L'inserimento più sicuro di grandi quantità di DNA sposta la medicina genetica verso la scalabilità / Safer Large DNA Insertion Moves Genetic Medicine Toward Scalability

 L'inserimento più sicuro di grandi quantità di DNA sposta la medicina genetica verso la scalabilità / Safer Large DNA Insertion Moves Genetic Medicine Toward Scalability


Segnalato dal Dott. Giuseppe Cotellessa / Reported by Dr. Giuseppe Cotellessa



INSTALL progetta donatori di DNA non tossici per promuovere inserimenti genici di grandi dimensioni per terapie indipendenti dalle mutazioni.

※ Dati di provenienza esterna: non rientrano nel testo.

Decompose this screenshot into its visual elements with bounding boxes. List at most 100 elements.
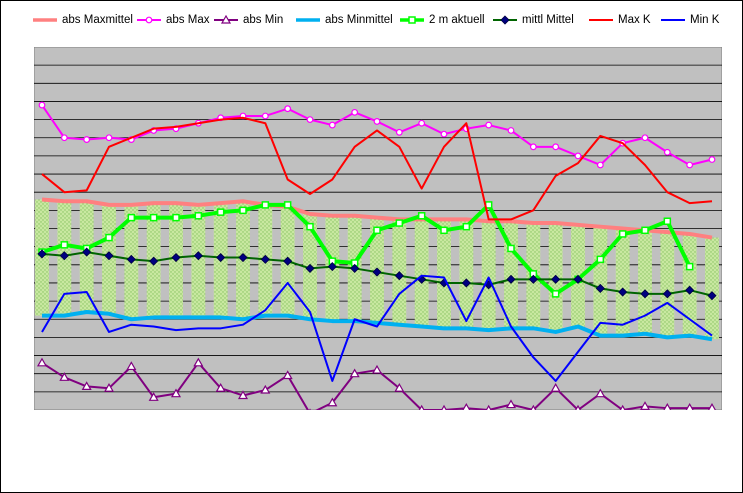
mittl-mittel-point <box>104 251 114 261</box>
range-bar <box>437 219 451 329</box>
legend-swatch-min-k <box>661 19 685 21</box>
series-lines <box>36 101 717 410</box>
abs-min-point <box>327 397 338 407</box>
abs-min-point <box>707 402 717 410</box>
range-bar <box>459 219 474 329</box>
mittl-mittel-point <box>573 274 583 284</box>
mittl-mittel-point <box>551 274 561 284</box>
range-bar <box>593 226 608 336</box>
abs-max-point <box>306 116 314 123</box>
abs-max-point <box>38 101 46 109</box>
series-abs-min <box>36 357 717 410</box>
abs-min-point <box>59 372 70 381</box>
2-m-aktuell-point <box>417 212 426 220</box>
series-line-abs-minmittel <box>42 309 713 342</box>
mittl-mittel-point <box>126 254 136 264</box>
abs-min-point <box>148 392 159 401</box>
abs-max-point <box>83 136 91 143</box>
2-m-aktuell-point <box>685 262 694 271</box>
abs-min-point <box>505 399 517 409</box>
legend-item-abs-max: abs Max <box>136 11 209 29</box>
range-bar <box>191 204 206 318</box>
abs-min-point <box>36 357 48 367</box>
legend-label: 2 m aktuell <box>429 14 485 26</box>
series-mittl-mittel <box>37 247 717 301</box>
mittl-mittel-point <box>283 256 293 266</box>
series-abs-maxmittel <box>41 197 713 240</box>
range-bar <box>615 228 630 336</box>
abs-max-point <box>418 119 426 127</box>
range-bar <box>660 232 675 338</box>
plot-area <box>34 47 722 410</box>
legend-label: abs Max <box>166 14 210 26</box>
mittl-mittel-point <box>327 262 337 272</box>
2-m-aktuell-point <box>395 219 404 227</box>
mittl-mittel-point <box>506 274 516 284</box>
2-m-aktuell-point <box>306 222 314 231</box>
abs-max-point <box>373 118 381 125</box>
abs-min-point <box>441 404 447 410</box>
legend-label: abs Min <box>243 14 284 26</box>
series-line-min-k <box>41 274 713 382</box>
2-m-aktuell-point <box>283 201 292 209</box>
mittl-mittel-point <box>618 287 628 297</box>
mittl-mittel-point <box>394 271 404 281</box>
legend-mittl-mittel-point <box>500 15 510 25</box>
2-m-aktuell-point <box>127 213 136 222</box>
abs-max-point <box>261 112 269 120</box>
mittl-mittel-point <box>37 249 47 259</box>
abs-min-point <box>394 383 405 392</box>
legend-item-mittl-mittel: mittl Mittel <box>492 11 574 29</box>
legend-label: mittl Mittel <box>522 14 574 26</box>
legend-2-m-aktuell-point <box>408 16 416 24</box>
mittl-mittel-point <box>238 252 248 263</box>
abs-max-point <box>574 152 582 160</box>
series-abs-minmittel <box>42 309 713 342</box>
range-bar <box>481 221 496 331</box>
mittl-mittel-point <box>461 278 471 288</box>
legend-item-abs-maxmittel: abs Maxmittel <box>32 11 133 29</box>
abs-max-point <box>351 108 359 116</box>
legend-swatch-abs-minmittel <box>296 18 320 22</box>
mittl-mittel-point <box>216 252 226 263</box>
abs-max-point <box>641 134 649 142</box>
2-m-aktuell-point <box>462 222 471 231</box>
legend-swatch-max-k <box>589 19 613 21</box>
abs-min-point <box>260 384 271 394</box>
abs-max-point <box>284 105 292 113</box>
legend-abs-max-point <box>145 16 153 24</box>
mittl-mittel-point <box>82 247 92 257</box>
abs-max-point <box>485 121 493 129</box>
abs-min-point <box>282 370 293 380</box>
abs-min-point <box>550 383 561 392</box>
2-m-aktuell-point <box>172 213 180 222</box>
legend-swatch-2-m-aktuell <box>400 16 424 24</box>
mittl-mittel-point <box>662 289 672 299</box>
2-m-aktuell-point <box>507 244 515 253</box>
2-m-aktuell-point <box>551 290 560 298</box>
abs-min-point <box>685 402 694 410</box>
legend-swatch-abs-min <box>214 15 238 24</box>
legend-item-abs-min: abs Min <box>213 11 283 29</box>
abs-min-point <box>575 404 581 410</box>
mittl-mittel-point <box>260 254 270 264</box>
abs-min-point <box>170 388 182 398</box>
legend-item-max-k: Max K <box>588 11 651 29</box>
abs-max-point <box>60 134 68 142</box>
abs-min-point <box>462 402 471 410</box>
abs-min-point <box>215 383 226 392</box>
mittl-mittel-point <box>149 256 159 266</box>
abs-max-point <box>105 134 113 142</box>
abs-min-point <box>619 404 626 410</box>
mittl-mittel-point <box>707 291 717 301</box>
2-m-aktuell-point <box>194 212 203 220</box>
range-bar <box>638 230 652 334</box>
abs-min-point <box>237 390 249 400</box>
2-m-aktuell-point <box>596 255 605 264</box>
abs-max-point <box>596 161 604 169</box>
legend-swatch-abs-max <box>137 16 161 24</box>
series-line-max-k <box>41 116 713 221</box>
abs-max-point <box>507 127 515 134</box>
abs-max-point <box>328 121 336 129</box>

Dopo essere diventato il  primo paziente al mondo trattato con una terapia di editing genetico su misura, il piccolo KJ Muldoon è ora sano e libero dall'accumulo di ammoniaca tossica causato dalla sua rara malattia metabolica genetica, che inizialmente presentava un tasso di mortalità del 50% durante l'infanzia. La sua storia mette in luce il potenziale rivoluzionario dell'editing genetico, ma sottolinea anche una sfida importante per il settore: estendere queste terapie ad una più ampia popolazione di pazienti.   

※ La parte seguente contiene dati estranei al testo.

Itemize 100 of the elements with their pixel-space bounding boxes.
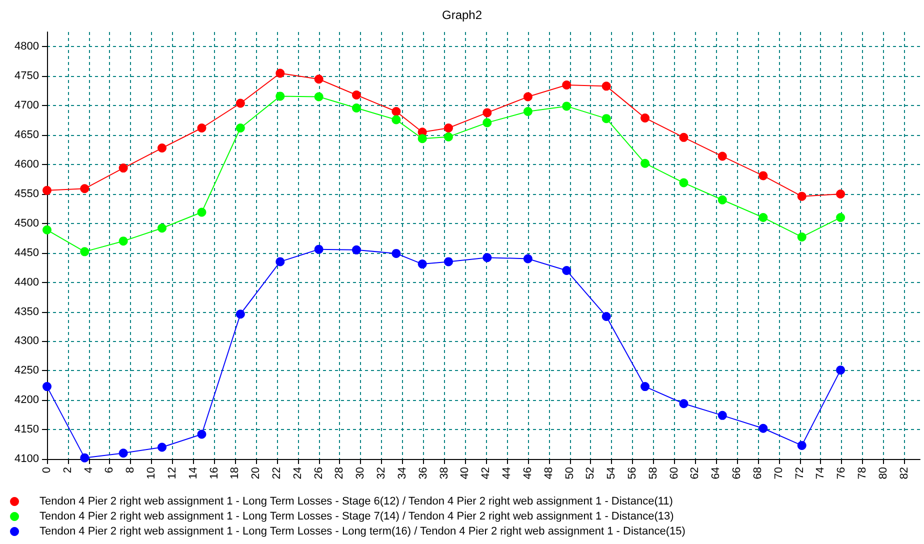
x-tick-label: 0 <box>41 467 53 474</box>
point <box>314 74 324 84</box>
x-tick-label: 24 <box>292 467 304 480</box>
point <box>418 134 427 144</box>
x-tick-label: 82 <box>898 467 910 480</box>
x-tick-label: 14 <box>187 467 200 480</box>
point <box>758 171 768 180</box>
point <box>392 115 401 124</box>
point <box>797 232 806 242</box>
x-tick-label: 4 <box>82 467 95 474</box>
x-tick-label: 36 <box>417 467 430 480</box>
legend-label: Tendon 4 Pier 2 right web assignment 1 - Long Term Losses - Stage 7(14) / Tendon 4 Pier 2 right web assignment 1 - Distance(13) <box>40 510 674 522</box>
point <box>418 260 427 269</box>
x-tick-label: 32 <box>376 467 388 480</box>
x-tick-label: 42 <box>480 467 492 480</box>
point <box>836 213 846 222</box>
point <box>679 399 688 408</box>
x-tick-label: 66 <box>731 467 744 480</box>
y-tick-label: 4650 <box>14 129 39 142</box>
point <box>562 102 572 111</box>
x-tick-label: 12 <box>166 467 178 480</box>
point <box>444 124 453 132</box>
point <box>718 195 727 204</box>
point <box>392 107 401 116</box>
point <box>718 152 727 161</box>
point <box>236 310 245 319</box>
x-tick-label: 22 <box>271 467 284 480</box>
point <box>444 257 453 266</box>
x-tick-label: 72 <box>794 467 806 480</box>
x-tick-label: 76 <box>836 467 848 480</box>
point <box>276 68 285 78</box>
point <box>602 312 611 321</box>
point <box>640 382 650 392</box>
point <box>482 253 492 262</box>
x-tick-label: 50 <box>564 467 576 480</box>
point <box>80 247 90 256</box>
point <box>158 442 167 452</box>
y-tick-label: 4450 <box>14 246 39 259</box>
x-tick-label: 58 <box>647 467 660 480</box>
point <box>758 424 768 433</box>
point <box>482 108 492 118</box>
point <box>640 113 650 122</box>
point <box>158 224 167 233</box>
point <box>797 440 806 450</box>
x-tick-label: 30 <box>354 467 367 480</box>
x-tick-label: 48 <box>542 467 555 480</box>
point <box>42 186 52 195</box>
point <box>158 144 167 153</box>
point <box>836 366 846 375</box>
x-tick-label: 46 <box>522 467 534 480</box>
point <box>42 225 52 234</box>
point <box>523 254 532 264</box>
point <box>352 103 361 112</box>
point <box>482 118 492 128</box>
point <box>276 257 285 266</box>
point <box>197 208 206 217</box>
x-tick-label: 68 <box>752 467 764 480</box>
x-tick-label: 40 <box>459 467 472 480</box>
chart-title: Graph2 <box>442 8 482 22</box>
y-tick-label: 4350 <box>14 306 39 318</box>
point <box>118 164 128 173</box>
x-tick-label: 16 <box>208 467 220 480</box>
point <box>523 92 532 102</box>
point <box>314 244 324 254</box>
legend-label: Tendon 4 Pier 2 right web assignment 1 - Long Term Losses - Long term(16) / Tendon 4 Pier 2 right web assignment 1 - Distance(15) <box>40 526 686 538</box>
x-tick-label: 62 <box>689 467 702 480</box>
x-tick-label: 10 <box>146 467 158 480</box>
point <box>118 448 128 458</box>
x-tick-label: 74 <box>814 467 827 480</box>
x-tick-label: 38 <box>438 467 450 480</box>
point <box>562 266 572 276</box>
x-tick-label: 54 <box>606 467 618 480</box>
y-tick-label: 4550 <box>14 188 39 200</box>
x-tick-label: 2 <box>62 467 74 474</box>
point <box>197 124 206 132</box>
point <box>80 453 90 462</box>
point <box>276 92 285 101</box>
point <box>118 236 128 246</box>
point <box>352 245 361 254</box>
point <box>562 80 572 90</box>
x-tick-label: 20 <box>250 467 262 480</box>
x-tick-label: 18 <box>229 467 242 480</box>
x-tick-label: 8 <box>124 467 137 474</box>
point <box>836 189 846 198</box>
y-tick-label: 4200 <box>14 394 39 406</box>
point <box>640 158 650 168</box>
point <box>197 430 206 439</box>
point <box>523 107 532 116</box>
y-tick-label: 4800 <box>14 40 39 53</box>
x-tick-label: 78 <box>856 467 868 480</box>
point <box>314 92 324 102</box>
point <box>679 132 688 142</box>
point <box>602 114 611 124</box>
legend-label: Tendon 4 Pier 2 right web assignment 1 - Long Term Losses - Stage 6(12) / Tendon 4 Pier 2 right web assignment 1 - Distance(11) <box>40 496 673 508</box>
x-tick-label: 34 <box>396 467 408 480</box>
y-tick-label: 4100 <box>14 453 39 465</box>
x-tick-label: 26 <box>312 467 325 480</box>
point <box>236 98 245 108</box>
x-tick-label: 6 <box>104 467 116 474</box>
point <box>718 410 727 420</box>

Il disturbo del ciclo dell'urea di KJ derivava da una singola mutazione patogena che poteva essere trattata con precisione. Tuttavia, molte malattie genetiche derivano da numerose mutazioni sparse in un gene, rendendo le correzioni personalizzate troppo dispendiose in termini di risorse per essere implementate su larga scala. 

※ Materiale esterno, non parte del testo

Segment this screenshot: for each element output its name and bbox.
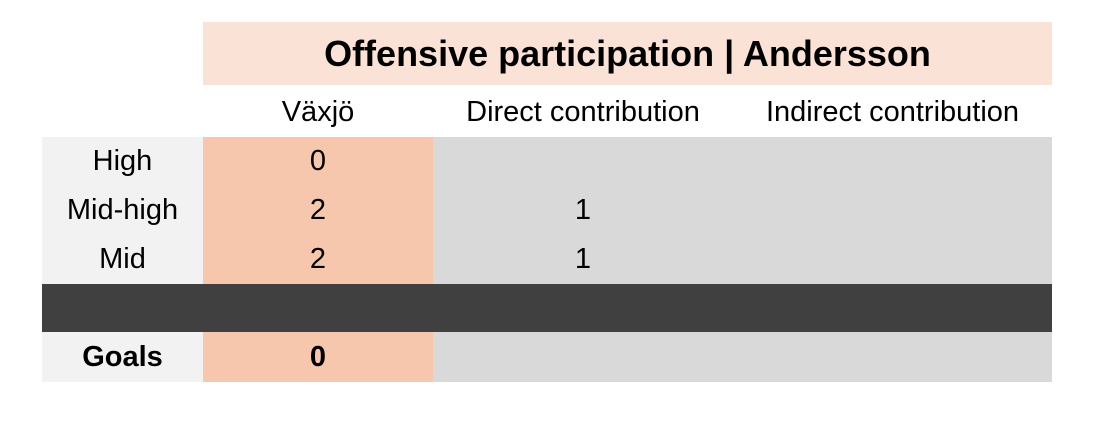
contribution-area xyxy=(433,137,1052,382)
cell: 1 xyxy=(574,243,592,275)
column-header: Växjö xyxy=(281,95,355,128)
cell: 0 xyxy=(309,145,327,177)
row-label: High xyxy=(92,145,153,177)
row-label: Mid-high xyxy=(66,194,179,226)
cell: 2 xyxy=(309,194,327,226)
column-header: Direct contribution xyxy=(466,95,700,128)
cell: 1 xyxy=(574,194,592,226)
vaxjo-column xyxy=(203,137,433,382)
total-cell: 0 xyxy=(309,341,327,373)
column-header: Indirect contribution xyxy=(765,95,1020,128)
title: Offensive participation | Andersson xyxy=(324,32,931,74)
title-band xyxy=(203,22,1052,85)
row-label: Mid xyxy=(99,243,146,275)
label-column xyxy=(42,137,203,382)
separator-band xyxy=(42,284,1052,332)
total-label: Goals xyxy=(82,341,163,373)
cell: 2 xyxy=(309,243,327,275)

Ben Kleinstiver, PhD,  ricercatore associato presso il Massachusetts General Hospital (MGH)  e coautore dello studio  del NEJM che descrive il caso di KJ , ha dichiarato  a GEN  che l'inserimento di grandi sequenze di DNA in posizioni programmabili nel genoma è estremamente promettente come  farmaco generalizzabile, in grado di curare i pazienti  indipendentemente dalle mutazioni patogene sottostanti.  Il suo gruppo ha recentemente compiuto un ulteriore passo avanti nel rendere gli inserimenti di grandi geni più sicuri per le applicazioni terapeutiche. 

Nel nuovo studio pubblicato su  Nature  intitolato " Immune evasive DNA donors and recombinase license kilobase-scale writing " , Kleinstiver e colleghi, in collaborazione con Full Circles Therapeutics, hanno sviluppato un donatore di DNA circolare a singolo filamento (ssDNA) che consente l'integrazione su scala kilobase pur rimanendo non tossico per le cellule. 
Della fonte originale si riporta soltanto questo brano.